South Sudan-UAE MoU Signals Digital Leap
Last week in Abu Dhabi, the Bank of South Sudan and the Central Bank of the United Arab Emirates signed a Memorandum of Understanding designed to build a secure national switch for card payments and to accelerate digital banking services across the world’s youngest nation.
“The pact foresees faster transactions, broader inclusion and training for our bankers,” Vice President Benjamin Bol Mel told reporters after witnessing the ceremony in Juba.
Shared Gains for Central African Markets
Analysts in Brazzaville note that a modern switch in Juba can reduce cross-border settlement delays with neighbouring Congo and the greater ECCAS zone, opening room for regional e-commerce, tourism payments and remittance corridors that still rely heavily on cash or slow correspondent banking channels.
The Congolese order of chartered bankers considers the South Sudan-UAE template a practical shortcut toward instant retail payments without large capital expenditure, especially as Congo’s national digitalisation plan 2025 aims to connect every merchant to electronic platforms, according to secretary general Armand Ndinga.
Capacity Building and Knowledge Transfer
The MoU includes secondments, online courses and joint hackathons led by Emirati specialists in cybersecurity and regulatory technology, a detail welcomed by South Sudanese fintech founder Mary Ayor who says start-ups often struggle to access seasoned mentors.
Central African universities could tap the same pipeline, insists Professor Jean-Claude Mavoungou from Marien Ngouabi University, arguing that regional talent exchange will strengthen supervisory skills as mobile-money volumes grow faster than traditional bank deposits across both banks and non-bank telecom operators.

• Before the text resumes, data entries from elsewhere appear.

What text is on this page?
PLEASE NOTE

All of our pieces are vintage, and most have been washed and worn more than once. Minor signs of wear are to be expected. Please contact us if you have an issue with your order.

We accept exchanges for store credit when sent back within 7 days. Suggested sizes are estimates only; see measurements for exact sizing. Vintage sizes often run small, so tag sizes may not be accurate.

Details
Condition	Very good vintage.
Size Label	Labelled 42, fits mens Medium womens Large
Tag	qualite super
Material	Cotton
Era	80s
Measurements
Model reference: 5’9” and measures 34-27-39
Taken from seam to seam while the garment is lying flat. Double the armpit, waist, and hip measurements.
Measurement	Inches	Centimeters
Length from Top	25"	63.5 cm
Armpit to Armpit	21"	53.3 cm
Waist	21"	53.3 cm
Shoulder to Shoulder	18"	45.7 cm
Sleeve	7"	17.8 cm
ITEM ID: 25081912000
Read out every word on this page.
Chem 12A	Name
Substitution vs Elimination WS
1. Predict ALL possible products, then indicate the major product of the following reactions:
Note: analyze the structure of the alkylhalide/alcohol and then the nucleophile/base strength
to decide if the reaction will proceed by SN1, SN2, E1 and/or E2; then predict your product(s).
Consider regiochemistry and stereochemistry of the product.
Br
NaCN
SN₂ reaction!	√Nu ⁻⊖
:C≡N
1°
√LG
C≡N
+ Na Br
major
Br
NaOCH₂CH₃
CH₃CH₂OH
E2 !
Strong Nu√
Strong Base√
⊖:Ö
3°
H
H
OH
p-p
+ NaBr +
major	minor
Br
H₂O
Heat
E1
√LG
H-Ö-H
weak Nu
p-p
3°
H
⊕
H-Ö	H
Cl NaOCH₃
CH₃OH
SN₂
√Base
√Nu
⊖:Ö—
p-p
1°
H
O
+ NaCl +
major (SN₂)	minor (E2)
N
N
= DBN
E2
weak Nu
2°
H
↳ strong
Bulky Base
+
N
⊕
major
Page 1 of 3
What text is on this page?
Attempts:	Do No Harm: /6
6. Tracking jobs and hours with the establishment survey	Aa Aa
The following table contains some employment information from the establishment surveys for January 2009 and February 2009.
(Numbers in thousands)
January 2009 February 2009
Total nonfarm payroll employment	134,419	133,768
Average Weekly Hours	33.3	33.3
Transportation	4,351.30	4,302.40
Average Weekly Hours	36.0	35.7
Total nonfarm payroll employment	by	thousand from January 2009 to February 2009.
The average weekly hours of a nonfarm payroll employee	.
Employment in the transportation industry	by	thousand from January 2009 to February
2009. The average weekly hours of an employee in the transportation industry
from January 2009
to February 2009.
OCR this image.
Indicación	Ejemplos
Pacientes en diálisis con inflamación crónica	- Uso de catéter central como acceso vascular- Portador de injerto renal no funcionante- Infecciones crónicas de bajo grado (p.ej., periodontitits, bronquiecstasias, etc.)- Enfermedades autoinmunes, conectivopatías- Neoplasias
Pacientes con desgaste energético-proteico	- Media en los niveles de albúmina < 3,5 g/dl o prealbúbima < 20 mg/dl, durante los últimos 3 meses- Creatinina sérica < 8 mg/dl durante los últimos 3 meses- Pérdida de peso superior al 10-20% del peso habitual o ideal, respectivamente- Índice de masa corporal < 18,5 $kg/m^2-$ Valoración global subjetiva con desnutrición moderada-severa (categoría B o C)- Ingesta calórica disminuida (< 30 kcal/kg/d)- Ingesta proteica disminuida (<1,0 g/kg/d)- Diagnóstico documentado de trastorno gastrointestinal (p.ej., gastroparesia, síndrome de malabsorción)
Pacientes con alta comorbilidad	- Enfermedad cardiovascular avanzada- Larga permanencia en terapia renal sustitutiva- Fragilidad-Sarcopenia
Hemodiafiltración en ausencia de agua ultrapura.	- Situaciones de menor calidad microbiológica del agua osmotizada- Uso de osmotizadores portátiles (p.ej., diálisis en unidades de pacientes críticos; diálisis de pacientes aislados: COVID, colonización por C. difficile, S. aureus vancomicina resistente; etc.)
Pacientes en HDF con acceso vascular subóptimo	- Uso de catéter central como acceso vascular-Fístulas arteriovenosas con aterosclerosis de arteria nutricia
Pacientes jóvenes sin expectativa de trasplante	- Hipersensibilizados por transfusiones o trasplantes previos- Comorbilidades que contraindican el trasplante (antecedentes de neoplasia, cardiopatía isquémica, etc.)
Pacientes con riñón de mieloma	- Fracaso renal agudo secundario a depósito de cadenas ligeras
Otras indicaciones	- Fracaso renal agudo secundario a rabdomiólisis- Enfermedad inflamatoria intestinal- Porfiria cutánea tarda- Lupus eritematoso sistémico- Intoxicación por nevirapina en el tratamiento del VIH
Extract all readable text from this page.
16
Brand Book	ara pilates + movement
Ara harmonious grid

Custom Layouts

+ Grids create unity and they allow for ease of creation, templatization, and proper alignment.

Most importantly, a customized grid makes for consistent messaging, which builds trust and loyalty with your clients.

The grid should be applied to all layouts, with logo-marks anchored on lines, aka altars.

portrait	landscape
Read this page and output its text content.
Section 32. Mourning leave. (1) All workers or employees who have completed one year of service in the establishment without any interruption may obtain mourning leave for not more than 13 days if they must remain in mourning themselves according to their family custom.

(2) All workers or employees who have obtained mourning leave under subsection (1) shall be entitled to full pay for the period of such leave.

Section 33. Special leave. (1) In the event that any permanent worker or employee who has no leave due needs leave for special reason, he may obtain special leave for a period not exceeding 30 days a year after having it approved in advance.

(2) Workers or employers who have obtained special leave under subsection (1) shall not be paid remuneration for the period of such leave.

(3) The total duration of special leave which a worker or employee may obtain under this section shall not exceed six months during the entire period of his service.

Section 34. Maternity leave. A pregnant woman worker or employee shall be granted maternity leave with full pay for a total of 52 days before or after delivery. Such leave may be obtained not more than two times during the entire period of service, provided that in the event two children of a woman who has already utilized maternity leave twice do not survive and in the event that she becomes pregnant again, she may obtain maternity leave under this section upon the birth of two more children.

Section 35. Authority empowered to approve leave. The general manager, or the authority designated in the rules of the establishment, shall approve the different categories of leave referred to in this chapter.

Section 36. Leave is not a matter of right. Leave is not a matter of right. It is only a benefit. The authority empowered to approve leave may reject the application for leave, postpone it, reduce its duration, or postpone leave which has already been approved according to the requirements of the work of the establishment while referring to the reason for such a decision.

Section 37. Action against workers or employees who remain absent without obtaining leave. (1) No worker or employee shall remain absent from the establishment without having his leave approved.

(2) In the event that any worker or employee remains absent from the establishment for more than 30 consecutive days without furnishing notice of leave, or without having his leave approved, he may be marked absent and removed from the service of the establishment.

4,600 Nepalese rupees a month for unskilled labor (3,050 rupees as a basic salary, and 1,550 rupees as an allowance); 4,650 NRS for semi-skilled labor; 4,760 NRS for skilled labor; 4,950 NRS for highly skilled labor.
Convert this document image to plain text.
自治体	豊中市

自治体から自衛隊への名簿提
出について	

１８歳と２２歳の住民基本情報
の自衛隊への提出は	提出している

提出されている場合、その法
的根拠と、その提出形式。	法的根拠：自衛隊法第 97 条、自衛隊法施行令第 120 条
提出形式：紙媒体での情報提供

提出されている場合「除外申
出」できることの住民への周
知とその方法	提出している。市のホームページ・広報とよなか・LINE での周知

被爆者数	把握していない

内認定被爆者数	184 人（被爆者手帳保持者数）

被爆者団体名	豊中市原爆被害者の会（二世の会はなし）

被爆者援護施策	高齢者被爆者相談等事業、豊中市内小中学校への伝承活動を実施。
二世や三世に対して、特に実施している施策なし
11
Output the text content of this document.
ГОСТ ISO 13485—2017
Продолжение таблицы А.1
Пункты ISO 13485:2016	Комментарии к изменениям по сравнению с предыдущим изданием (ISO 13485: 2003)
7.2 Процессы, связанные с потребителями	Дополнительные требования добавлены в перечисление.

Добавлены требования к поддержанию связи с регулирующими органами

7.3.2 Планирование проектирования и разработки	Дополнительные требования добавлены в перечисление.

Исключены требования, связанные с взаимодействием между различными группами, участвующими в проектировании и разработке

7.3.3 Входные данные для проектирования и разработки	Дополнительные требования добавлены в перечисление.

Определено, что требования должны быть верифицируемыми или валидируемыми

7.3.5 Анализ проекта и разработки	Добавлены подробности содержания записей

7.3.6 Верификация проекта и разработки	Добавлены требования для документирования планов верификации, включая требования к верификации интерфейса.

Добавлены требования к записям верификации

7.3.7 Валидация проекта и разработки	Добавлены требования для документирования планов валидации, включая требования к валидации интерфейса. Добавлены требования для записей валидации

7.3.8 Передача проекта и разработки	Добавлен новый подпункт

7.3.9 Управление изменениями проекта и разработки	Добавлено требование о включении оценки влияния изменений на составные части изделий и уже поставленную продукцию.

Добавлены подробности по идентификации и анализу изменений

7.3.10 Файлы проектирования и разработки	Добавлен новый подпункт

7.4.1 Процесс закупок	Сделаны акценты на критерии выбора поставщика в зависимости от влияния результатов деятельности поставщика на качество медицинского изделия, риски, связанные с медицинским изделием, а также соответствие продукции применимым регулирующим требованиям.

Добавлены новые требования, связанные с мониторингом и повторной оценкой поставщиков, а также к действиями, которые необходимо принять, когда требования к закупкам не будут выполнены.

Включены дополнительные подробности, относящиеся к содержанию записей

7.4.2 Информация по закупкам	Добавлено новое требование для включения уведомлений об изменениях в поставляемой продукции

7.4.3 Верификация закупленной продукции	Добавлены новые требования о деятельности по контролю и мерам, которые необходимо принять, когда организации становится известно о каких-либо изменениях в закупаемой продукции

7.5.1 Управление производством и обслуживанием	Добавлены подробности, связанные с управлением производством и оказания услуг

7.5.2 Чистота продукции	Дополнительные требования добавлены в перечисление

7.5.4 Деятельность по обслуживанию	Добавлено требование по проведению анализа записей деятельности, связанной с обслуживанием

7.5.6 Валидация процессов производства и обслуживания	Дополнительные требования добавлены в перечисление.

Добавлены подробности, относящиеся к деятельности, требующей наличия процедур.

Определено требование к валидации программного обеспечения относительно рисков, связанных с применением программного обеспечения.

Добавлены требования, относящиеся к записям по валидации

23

Outlook for Inclusive Growth
World Bank data show that only 13 percent of South Sudanese adults hold a bank account, while Congo sits at 27 percent. By automating clearing and allowing low-cost micro-payments, the new infrastructure could lift those ratios steadily, economists at Afreximbank predict.
Implementation will start with domestic switches before scaling to cross-border rails. A joint steering committee meets in October to plan hardware procurement, connectivity tests and compliance with global PCI-DSS standards, ensuring systems remain resilient amid power outages and bandwidth constraints often seen in frontier markets.